Publié le 27 Mars 2022

Dans ce film où les acteurs jouent leur propre rôle, tout commence dans un restaurant. Jean-Pierre Marielle commande un pot d'eau chaude pour diluer son café, mais personne ne l'entend : un acteur qu'on écoute plus, c'est un acteur fini. André Dussolier et Jacques Villeret, qui accompagnent Marielle, partent dans une sorte de quête pour à la fois aider et surveiller Marielle.

C'est un film absurde, sans queue ni tête, et c'est pensé comme ça. On y croise un bon paquet de (déjà) vieux acteurs français, au point qu'aujourd'hui beaucoup sont morts. Outre ceux déjà mentionnés, on peut citer Arditi, Bemondo, Piccoli, Claude Rich, Michel Serrault, Galabru, Brialy, Claude Brasseur, Delon, Depardieu… Jean Yanne joue un médecin, Albert Dupontel une sorte de nazi : c'est difficile de ne pas voir l'acteur derrière le rôle dans cette situation, c'est un peu étrange. Tout ça est d'ailleurs très masculin, peut-être même masculiniste (Josiane Balasko qui joue André Dussolier).
Une fois qu'on a dit ça, on n'a pas dit grand chose du film lui-même : c'était long et très bavard. C'est parfois un peu drôle, mais cette drôlerie est diluée dans des scènes dont on ne voit pas le bout. Blier se regarde écrire, se regarde dialoguer, c'est parfois brillant mais ça tombe souvent à plat ; c'est très théâtral, mais d'un théâtre un peu ringard.
Dans l'absurdité des situation, dans leur étrangeté qui confine parfois au malaise, il y a quelque chose de Quentin Dupieux dans ce film (Réalité, Wrong, Le Daim).
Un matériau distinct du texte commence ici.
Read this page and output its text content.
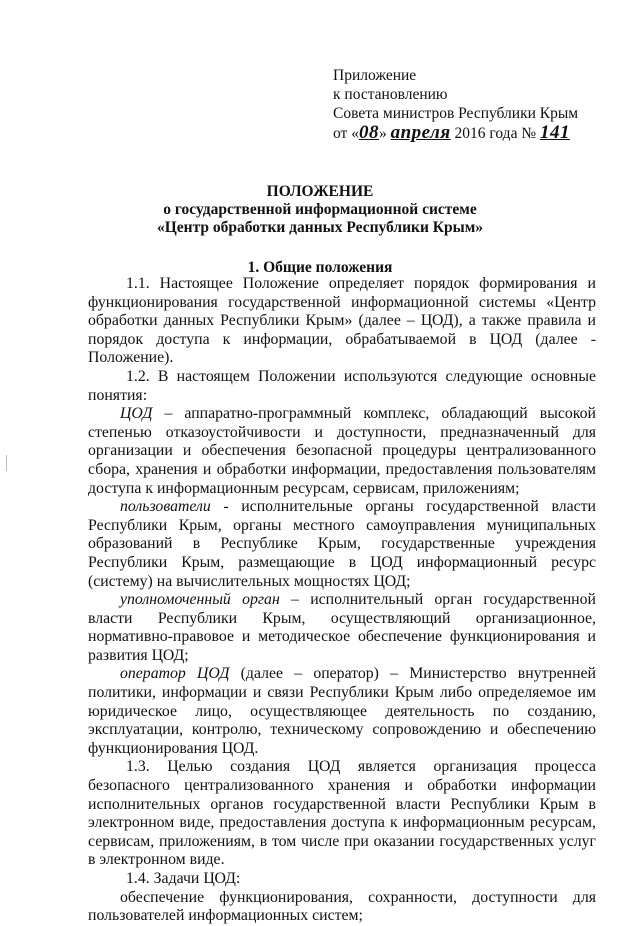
Приложение
к постановлению
Совета министров Республики Крым
от «08» апреля 2016 года № 141
ПОЛОЖЕНИЕ
о государственной информационной системе
«Центр обработки данных Республики Крым»
1. Общие положения

1.1. Настоящее Положение определяет порядок формирования и функционирования государственной информационной системы «Центр обработки данных Республики Крым» (далее – ЦОД), а также правила и порядок доступа к информации, обрабатываемой в ЦОД (далее - Положение).

1.2. В настоящем Положении используются следующие основные понятия:

ЦОД – аппаратно-программный комплекс, обладающий высокой степенью отказоустойчивости и доступности, предназначенный для организации и обеспечения безопасной процедуры централизованного сбора, хранения и обработки информации, предоставления пользователям доступа к информационным ресурсам, сервисам, приложениям;

пользователи - исполнительные органы государственной власти Республики Крым, органы местного самоуправления муниципальных образований в Республике Крым, государственные учреждения Республики Крым, размещающие в ЦОД информационный ресурс (систему) на вычислительных мощностях ЦОД;

уполномоченный орган – исполнительный орган государственной власти Республики Крым, осуществляющий организационное, нормативно-правовое и методическое обеспечение функционирования и развития ЦОД;

оператор ЦОД (далее – оператор) – Министерство внутренней политики, информации и связи Республики Крым либо определяемое им юридическое лицо, осуществляющее деятельность по созданию, эксплуатации, контролю, техническому сопровождению и обеспечению функционирования ЦОД.

1.3. Целью создания ЦОД является организация процесса безопасного централизованного хранения и обработки информации исполнительных органов государственной власти Республики Крым в электронном виде, предоставления доступа к информационным ресурсам, сервисам, приложениям, в том числе при оказании государственных услуг в электронном виде.

1.4. Задачи ЦОД:

обеспечение функционирования, сохранности, доступности для пользователей информационных систем;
Mais ce dernier, à mon avis, parvient à être sur le fil, et il a l'élégance de ne pas faire des films trop longs.

Voir les commentaires

Publié le 27 Mars 2022

Cet essai est une compilation de la recherche sur la situation des femmes, en particulier en lien avec le monde du travail : salaire, temps de travail, marché marital, travail domestique… C'est un livre dense, très intéressant, avec une très longue bibliographie, qui permet si l'on veut d'aller plus loin (j'avoue j'ai pas trop fait).

* * *

Je n'ai pas pris de notes, mais je mets le sommaire, qui raconte beaucoup de ce dont parle le livre, ainsi que quelques extraits récapitulatifs.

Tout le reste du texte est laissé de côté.